Selon le Routard, depuis mai 2005, étant donné les gros embouteillages urbains, une loi a été promulguée autorisant les policiers à faire bouger les vaches à l’aide de leurs fameux bâtons.

Tout fout le camp !

Quel est le statut des vaches à la campagne ?

Dans les villages aussi, il semble bien que derrière le caractère sacré des vaches et la fierté d’en posséder se cache l’intérêt économique, bien compréhensible quand on est confronté à une vie assez dure.

Souvent les buffles servent uniquement à la production de lait, et les bovins sont utilisés pour labourer.
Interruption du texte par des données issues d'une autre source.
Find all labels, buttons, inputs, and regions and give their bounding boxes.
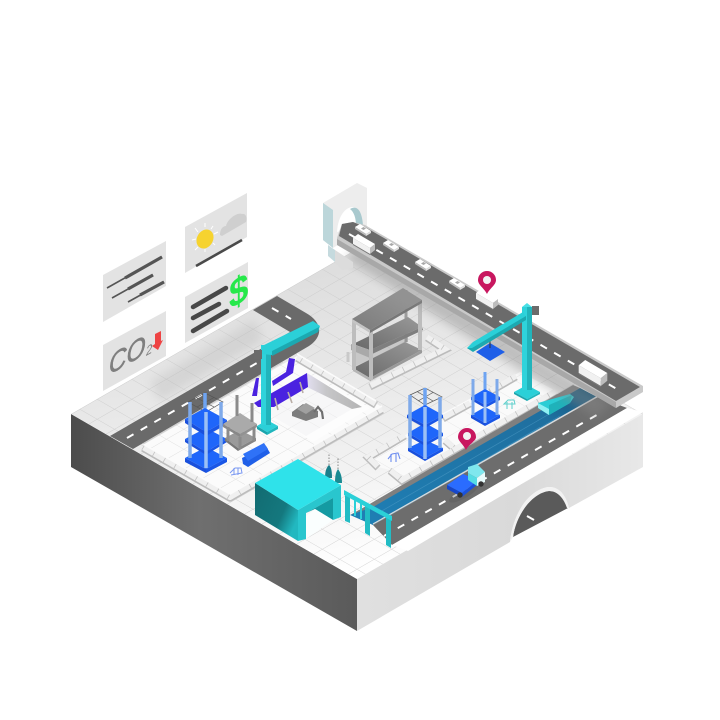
road dashes	[384, 412, 602, 536]
vans	[353, 234, 375, 255]
middle slab	[353, 317, 422, 350]
roof slab	[352, 288, 422, 330]
shadow of elevated road	[345, 248, 612, 418]
platform: right side wall with arch	[357, 412, 643, 631]
gray curb	[350, 385, 580, 515]
road: upper-left curved road	[110, 296, 319, 449]
map pin top	[478, 271, 496, 294]
pillar	[328, 245, 335, 262]
card: CO2 reduction	[103, 311, 166, 391]
blue logs	[242, 443, 270, 467]
opening interior	[306, 498, 333, 520]
crane right: blue pad	[476, 340, 505, 361]
inner back wall	[356, 318, 408, 366]
cars	[355, 224, 371, 236]
lower slab	[353, 342, 422, 378]
wire cage	[410, 388, 442, 405]
crane left	[254, 321, 320, 435]
card shadow on floor	[150, 320, 264, 402]
road surface	[373, 397, 627, 545]
cyan building	[255, 459, 341, 541]
purple retaining wall	[254, 373, 308, 407]
pit: excavation	[252, 358, 370, 442]
floor grid	[71, 249, 643, 579]
card: text lines	[103, 241, 166, 322]
map pin bottom	[458, 428, 476, 450]
gray tower	[223, 395, 257, 451]
fences: right work area	[368, 376, 556, 481]
blue tower 1	[185, 393, 227, 473]
wire icon left	[230, 468, 242, 475]
gray pit wall	[307, 373, 362, 409]
wire icon right	[504, 400, 515, 409]
blue truck	[447, 464, 485, 506]
excavator	[292, 403, 323, 421]
plot: right work area	[368, 372, 556, 480]
fences: centre building pad	[348, 337, 445, 387]
gray concrete building	[351, 288, 423, 381]
wire cage	[188, 393, 223, 412]
portal face	[323, 183, 367, 248]
road dashes	[349, 234, 622, 392]
cyan gate	[344, 490, 392, 548]
river	[350, 388, 597, 525]
blue tower 2	[407, 388, 443, 461]
platform: left side wall	[71, 414, 357, 631]
tunnel portal	[323, 183, 367, 270]
red arrow	[152, 331, 163, 350]
platform: top floor	[71, 249, 643, 579]
crane right	[467, 303, 540, 401]
blue tower 3	[471, 372, 500, 426]
plot: left work area	[143, 356, 382, 495]
wire icon centre	[388, 453, 400, 462]
road: elevated highway	[337, 222, 643, 408]
card: cost	[185, 262, 248, 343]
road dashes	[127, 308, 291, 438]
arch opening	[513, 491, 568, 537]
purple struts	[252, 358, 295, 396]
road: lower road with river	[350, 385, 627, 545]
boat	[538, 394, 574, 415]
card: CO2 reduction: 2	[145, 340, 153, 359]
card: weather	[185, 193, 247, 273]
cone towers	[325, 453, 342, 483]
card: CO2 reduction: CO	[109, 329, 146, 381]
columns	[354, 302, 420, 380]
card: cost: $	[229, 264, 248, 319]
white floor strip	[392, 408, 643, 551]
fences: left work area	[143, 354, 382, 498]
Leur production de bouses est également essentielle, car les sols ne connaissant pas la jachère, le fumier est essentiel pour assurer un certain niveau de productivité.

Apparemment les vaches ont une production de lait très limitée (2 litres par jour), aussi les paysans quand ils en ont les moyens possèdent-ils des bufflesses, plus généreuses.

Voilà, vous savez tout ! J’ai lu tellement d’infos contradictoires que j’espère être dans le vrai, en tout cas voici mes sources :

http://tempsreel.nouvelobs.com/monde/20140728.AFP2790/inde-malgre-modi-les-exportateurs-de-viande-bovine-entendent-bien-prosperer.html

http://fr.wikipedia.org/wiki/Nandi_%28mythologie%29

http://base.d-p-h.info/fr/fiches/premierdph/fiche-premierdph-1168.html

Routard et Lonely planet sur l’Inde du Nord

http://fr.blastingnews.com/international/2015/01/les-vaches-indiennes-sont-elles-vraiment-sacrees-00234985.html

10 réflexions sur “Quid des vaches sacrées en Inde ?

  1. Article super intéressant (comme d’hab’ :p), et qui donne à réfléchir sur cette tension qu’il existe entre la viion que el’on peut avoir d’un passé plus ou moins « idéalisé » ou « glorifié » et les impératifs économiques modernes …

    Aimé par 1 personne

    • Extrêmement idéalisé tu as raison.. Mais en même temps sont ce vraiment des impératifs ? L’impératif du toujours plus très certainement mais hormis celui ci, je ne sais pas..

      J’aime

  2. Alice, tes articles sont canons! J’ai adoré tout savoir sur les vaches indiennes, et le style est vraiment sympa ! je me mets à la suite (oui je suis à la bourre !!!!)